Ministers have announced that HS2 trains will be powered by zero carbon energy ‘from day one of operation’ as part of ambitions to make the project net zero carbon from 2035.
While the headline target is likely to rely on carbon offsetting, the project's latest Net Zero Carbon Plan includes new targets such as ‘aiming for’ diesel-free construction sites by 2029, with the first one expected in 2022.
It also includes a pledge to reduce carbon emissions from steel and concrete by 50% by 2030 compared with 2021 levels, although this appears to depend on innovation that has yet to materialise.
HS2 CEO Mark Thurston said: ‘HS2 Ltd is completely committed to reducing our carbon emissions as we design, build and operate the new railway. We’ve ensured that tackling climate change is an essential feature of all areas of our work - in design, in early works, and throughout major construction, allowing the project to build towards net zero from 2035.
‘The new targets announced today demonstrate the significant role HS2 will play in addressing the climate challenge, by providing a low carbon, long-distance transport solution and leading the construction sector to drive down carbon emissions.’
HS2 Ltd said that from 2023 it will ‘reduce carbon emissions as much as possible and make those that cannot be eliminated net zero by using natural or technological methods, known as carbon offsetting.
‘This includes looking at ways to capture and store carbon emissions using nature-based interventions such as planting new trees to absorb carbon dioxide.’
It added that it will work towards being zero carbon from 2035 through a number of new targets. They include:
- working with supply chain partners and industry peers to set ambitious new science-based targets in 2022 to tackle carbon emission ‘hotspots’ year-on-year as HS2 is built
- investing in innovation and forming partnerships to speed up ways to cut emissions in HS2’s supply chain
- cutting emissions from sources HS2 owns or controls and indirect emissions from electricity production
- offsetting residual carbon emissions that cannot be eliminated as HS2 is built, maintained and operated from 2035.

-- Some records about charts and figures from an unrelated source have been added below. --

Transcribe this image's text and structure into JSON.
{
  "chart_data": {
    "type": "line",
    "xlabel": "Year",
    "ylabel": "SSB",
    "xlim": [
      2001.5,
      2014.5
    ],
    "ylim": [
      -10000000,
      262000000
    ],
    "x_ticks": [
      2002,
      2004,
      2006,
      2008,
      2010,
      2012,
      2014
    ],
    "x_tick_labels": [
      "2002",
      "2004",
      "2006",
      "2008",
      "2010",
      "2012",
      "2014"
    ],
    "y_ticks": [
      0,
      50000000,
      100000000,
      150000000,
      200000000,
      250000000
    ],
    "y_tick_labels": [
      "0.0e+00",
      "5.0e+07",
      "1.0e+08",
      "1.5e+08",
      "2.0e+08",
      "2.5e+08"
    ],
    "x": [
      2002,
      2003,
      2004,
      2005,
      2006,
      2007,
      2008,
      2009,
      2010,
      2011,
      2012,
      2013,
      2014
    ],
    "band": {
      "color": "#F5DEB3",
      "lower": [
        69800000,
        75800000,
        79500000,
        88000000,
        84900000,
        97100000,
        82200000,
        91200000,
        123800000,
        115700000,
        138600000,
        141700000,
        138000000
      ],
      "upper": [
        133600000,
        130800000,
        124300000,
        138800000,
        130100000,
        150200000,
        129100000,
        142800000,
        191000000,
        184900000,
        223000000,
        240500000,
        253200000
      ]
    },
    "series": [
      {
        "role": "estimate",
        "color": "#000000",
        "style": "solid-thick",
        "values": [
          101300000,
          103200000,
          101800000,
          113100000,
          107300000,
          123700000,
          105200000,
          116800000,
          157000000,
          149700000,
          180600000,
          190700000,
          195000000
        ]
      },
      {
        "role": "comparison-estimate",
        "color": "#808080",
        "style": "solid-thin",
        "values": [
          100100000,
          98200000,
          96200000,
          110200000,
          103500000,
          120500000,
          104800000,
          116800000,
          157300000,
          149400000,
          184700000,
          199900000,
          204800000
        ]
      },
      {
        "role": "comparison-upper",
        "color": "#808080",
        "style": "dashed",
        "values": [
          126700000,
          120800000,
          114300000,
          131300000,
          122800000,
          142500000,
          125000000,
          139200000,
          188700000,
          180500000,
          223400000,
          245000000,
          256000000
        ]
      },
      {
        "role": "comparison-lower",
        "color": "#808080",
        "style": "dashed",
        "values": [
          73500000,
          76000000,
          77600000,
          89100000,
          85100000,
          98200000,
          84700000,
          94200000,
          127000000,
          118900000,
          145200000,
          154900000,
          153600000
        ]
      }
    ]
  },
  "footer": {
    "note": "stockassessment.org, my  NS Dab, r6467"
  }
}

Friends of the Earth campaigner Jenny Bates, said: ‘Every company should be doing what it can to reduce its contribution to the climate emergency. However, HS2’s zero carbon initiatives don’t, and can’t, make up for the destruction this project will cause to woodlands and our wider natural environment.
‘The priority for rail funding should be to improve existing services, particularly in the North, rather than making it a few minutes quicker for people to get to and from London.